Oyalama ve saptırmaya devam

Türkiye, AKP iktidarında özellikle 16 Nisan 2017'de referandumu sonrası 9 Temmuz 2018'de devreye giren "Türk tipi tek kişilik ucûbe otoriter yönetim"de her yönüyle savruluyor.

"Demokrasi endeksi"nde 167 ülke arasında "hibrit melez demokrasi"den 103., "yolsuzluk endeksi"nde 115., "yargı bağımsızlığı - hukuk endeksi"nde 117. sırada çoğu iç savaş kargaşasındaki "otoriter rejimler" arasına düşmüş. "Şeffaflık"ta dibe vururken, "sefalet endeksi"nde dünya beşincisi; enflasyonda dünya dördüncüsü, Avrupa birincisi vahametine gerilemiş.

Defalarca revize edilmesine rağmen "büyüme hedefleri"nin hiçbiri tutturulamamış; 2011'de dönemin Başbakanınca 25 bin dolar olarak vaad edilen "fert başına milli gelir"in yarısına bile ulaşılamamış; dünya ortalamasın altında kalınmış.

"Ekonominin sorumlusu benim ben!" çıkışında bulunan Cumhurbaşkanı'nın "bu kardeşinizi seçin; enflasyonla, dövizle, faizle, şuyla buyla nasıl mücadele edileceğini görün" taahhüdünün tam tersi çıkmış. Enflasyon yüzde 20'lerden 65'lere, gerçekte yüzde 100'lere çıkmış; dolar 3 lira iken 32 lirayı, faiz 8.5 iken yüzde 50'yi aşmış, gerçekte yüzde 80'lere varmış...

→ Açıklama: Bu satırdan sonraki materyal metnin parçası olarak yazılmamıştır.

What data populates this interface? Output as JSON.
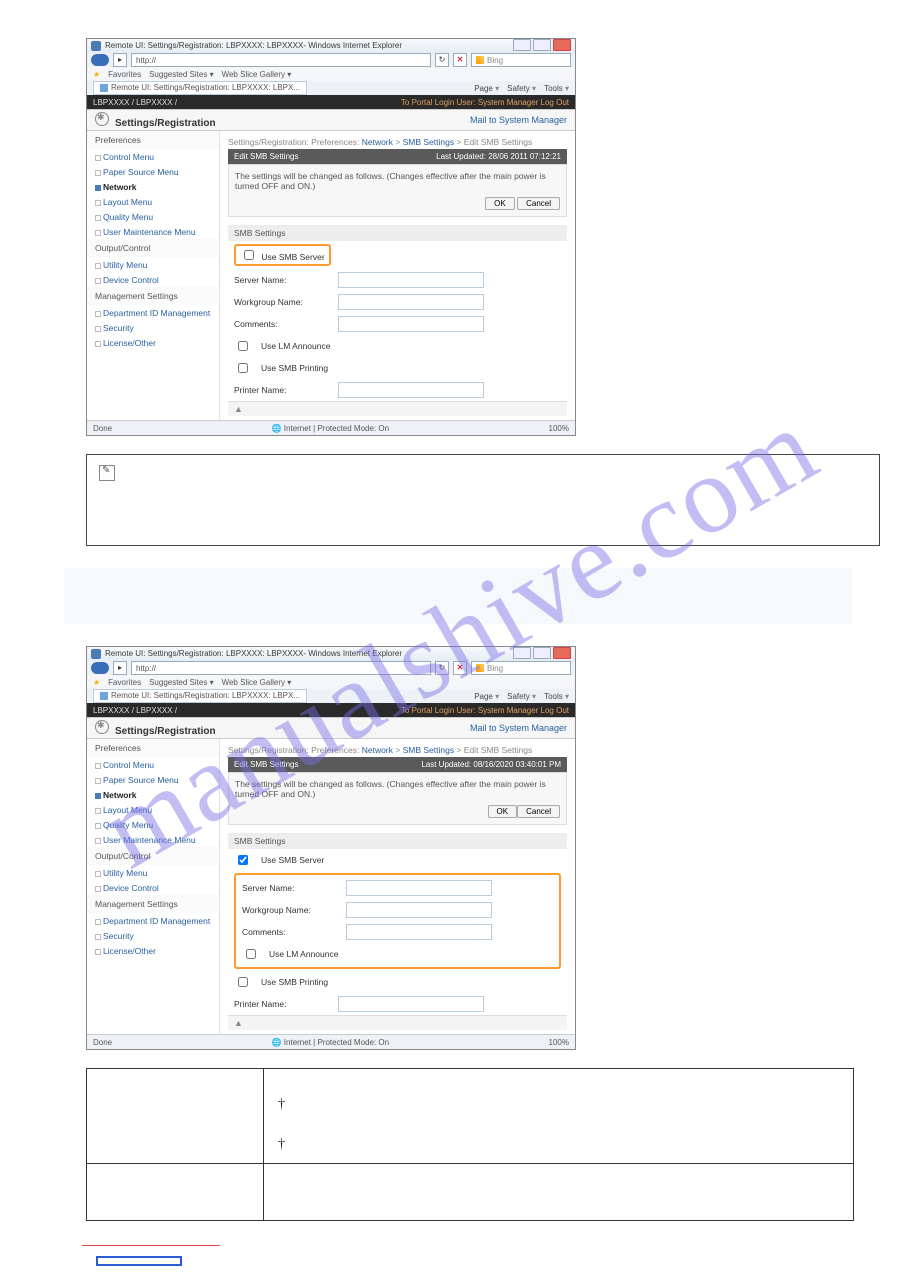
{
  "watermark": "manualshive.com",
  "browser": {
    "title": "Remote UI: Settings/Registration: LBPXXXX: LBPXXXX- Windows Internet Explorer",
    "url": "http://",
    "search": "Bing",
    "favorites_label": "Favorites",
    "suggested": "Suggested Sites ▾",
    "webslice": "Web Slice Gallery ▾",
    "tab": "Remote UI: Settings/Registration: LBPXXXX: LBPX...",
    "tools": {
      "page": "Page",
      "safety": "Safety",
      "tools": "Tools"
    },
    "status_done": "Done",
    "status_net": "Internet | Protected Mode: On",
    "zoom": "100%"
  },
  "portal": {
    "device": "LBPXXXX / LBPXXXX /",
    "links": "To Portal   Login User: System Manager Log Out",
    "sr_title": "Settings/Registration",
    "mail_link": "Mail to System Manager"
  },
  "sidebar": {
    "preferences": "Preferences",
    "items1": [
      "Control Menu",
      "Paper Source Menu",
      "Network",
      "Layout Menu",
      "Quality Menu",
      "User Maintenance Menu"
    ],
    "output": "Output/Control",
    "items2": [
      "Utility Menu",
      "Device Control"
    ],
    "mgmt": "Management Settings",
    "items3": [
      "Department ID Management",
      "Security",
      "License/Other"
    ]
  },
  "crumb": {
    "text_a": "Settings/Registration: Preferences:",
    "net": "Network",
    "smb": "SMB Settings",
    "edit": "Edit SMB Settings"
  },
  "editbar1": {
    "title": "Edit SMB Settings",
    "updated": "Last Updated: 28/06 2011 07:12:21"
  },
  "editbar2": {
    "title": "Edit SMB Settings",
    "updated": "Last Updated: 08/16/2020 03:40:01 PM"
  },
  "notice": "The settings will be changed as follows. (Changes effective after the main power is turned OFF and ON.)",
  "btn": {
    "ok": "OK",
    "cancel": "Cancel"
  },
  "smb": {
    "section": "SMB Settings",
    "use_server": "Use SMB Server",
    "server_name": "Server Name:",
    "workgroup": "Workgroup Name:",
    "comments": "Comments:",
    "lm": "Use LM Announce",
    "printing": "Use SMB Printing",
    "printer": "Printer Name:"
  },
  "pager": "▲"
}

HOYRATÇA İSRAFLI "EKONOMİ"

Bu vahamette hâlâ akıbetsiz ekonomi politikalarıyla enflasyon, döviz ve faiz kat kat tırmanırken milletin malını yandaşlara peşkeşte sınır tanınmamış. Yürütmenin yanısıra "nasılsa yasama ve yargı da uhdemizde, kimse bizi sorgulayamaz, hesâba çekemez cür'etiyle Kamu İhale Yasası -âdeta her ihale için- 220'den fazla değiştirilirken bu süreçte israf da tam gaz sürdürülmüş. İşte bazı örnekleri:

Cumhurbaşkanı Kıbrıs'a yedi uçakla gidiyor. 1050 odalı Sarayla yetinilmiyor, onca Saraya yenileri ilave ediliyor. Ahlat'ta, Marmaris'te yüzlerce odalık yeni saraylar yapılıyor.

Milletvekillerinin "Cumhurbaşkanı'nın kaç uçağı var" sorularına Saray'dan "ihtiyaç duyulduğu kadar var" tuhaf cevabı verilirken, 1.5 milyar euoruluk makam aracı israfına "bizim için çerez parası" diyen Maliye Bakanı'nın zihniyetiyle milyarlık araç kiralama furyası sürüyor.

İktidar partisinin devrettiği belediyelerin sırf muhalefet belediyelerini iş yapamaz hale getirmek ve zorda bıraktırmak hesâbıyla giderayak ihalelerle kasalarda kalan parayı boşaltmaları; milyonlarca liralık porselen-fincan takımı alımları; 14 milyon gelire karşı 15 milyon borcu olan küçük belediyelerde 1.4 milyar borcu olan bir belediyenin 50 milyonluk banyolu makam odası, 1.5 milyon halı siparişi vermesi benzeri suistimaller ardı ardına ortaya çıkıyor.